SC - Americans and corn (was: Food guessing game)

Siegfried Heydrich baronsig at peganet.com
Mon May 8 04:54:06 PDT 2000


    Yes - Romans did NOT like getting out of sight of land; it was this
attitude that resulted in some truly amazing mass wrecks as they piled into
things and got into situations that could have been avoided by going well
out to sea. Their fleets tended to anchor at night, which indicates to me a
real lack of confidence.
    The pilots who plied the Atlantic had a very high mortality rate,
especially in the bay of Biscay, where the currents were treacherous close
in, and the bottom changed its contour with damn near every tide. Had they
gone, say, 100 miles out, they would have been a lot safer, but that wasn't
how they saw it. If you can see land, you can swim to it . . .
    There no way a Trireme could have survived a north Atlantic crossing;
the first arctic gale would have sent it straight to the bottom.
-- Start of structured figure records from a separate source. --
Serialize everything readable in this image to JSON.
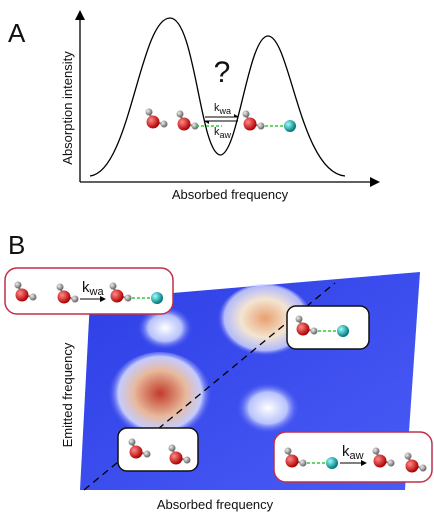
{
  "panel_a": {
    "label": "A",
    "question": "?",
    "y_axis_label": "Absorption intensity",
    "x_axis_label": "Absorbed frequency",
    "rate_forward": {
      "symbol": "k",
      "subscript": "wa"
    },
    "rate_backward": {
      "symbol": "k",
      "subscript": "aw"
    }
  },
  "panel_b": {
    "label": "B",
    "y_axis_label": "Emitted frequency",
    "x_axis_label": "Absorbed frequency",
    "rate_top": {
      "symbol": "k",
      "subscript": "wa"
    },
    "rate_bottom": {
      "symbol": "k",
      "subscript": "aw"
    }
  }
}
And there's
absolutely no way that it could have carried enough provisions (rowing is a
high energy process) to make any kind of southern crossing. Had there been
any kind of trade with the new world then, wayposts would have been
essential, and none have ever been found. Also, roman maps indicated a total
ignorance of anything northwest of the British isles, not that I blame them.
Nasty place for sun-loving Romans.

    Sieggy


> Wreckage can travel great distances underwater with submerged currents.
> Regardless of whether this was a hoax or an anomaly, what it was _not_
> was evidence of Roman trade with the [as yet undiscovered??] new world.
> As with later Viking longships that are suppsed to have gone to all
> kinds of interesting places, neither the longship nor the trireme is
> really designed for ocean travel, but for river use and coastal travel,
> but the design differences between the trireme and the kind of
> deep-draft, keeled vessel needed for semi-safe ocean travel are greater,
> I believe, than with the longship.  The odds against a trireme making an
> intentional and successful trip across the Atlantic, properly
> provisioned so that anybody survived at journey's end, are astronomical.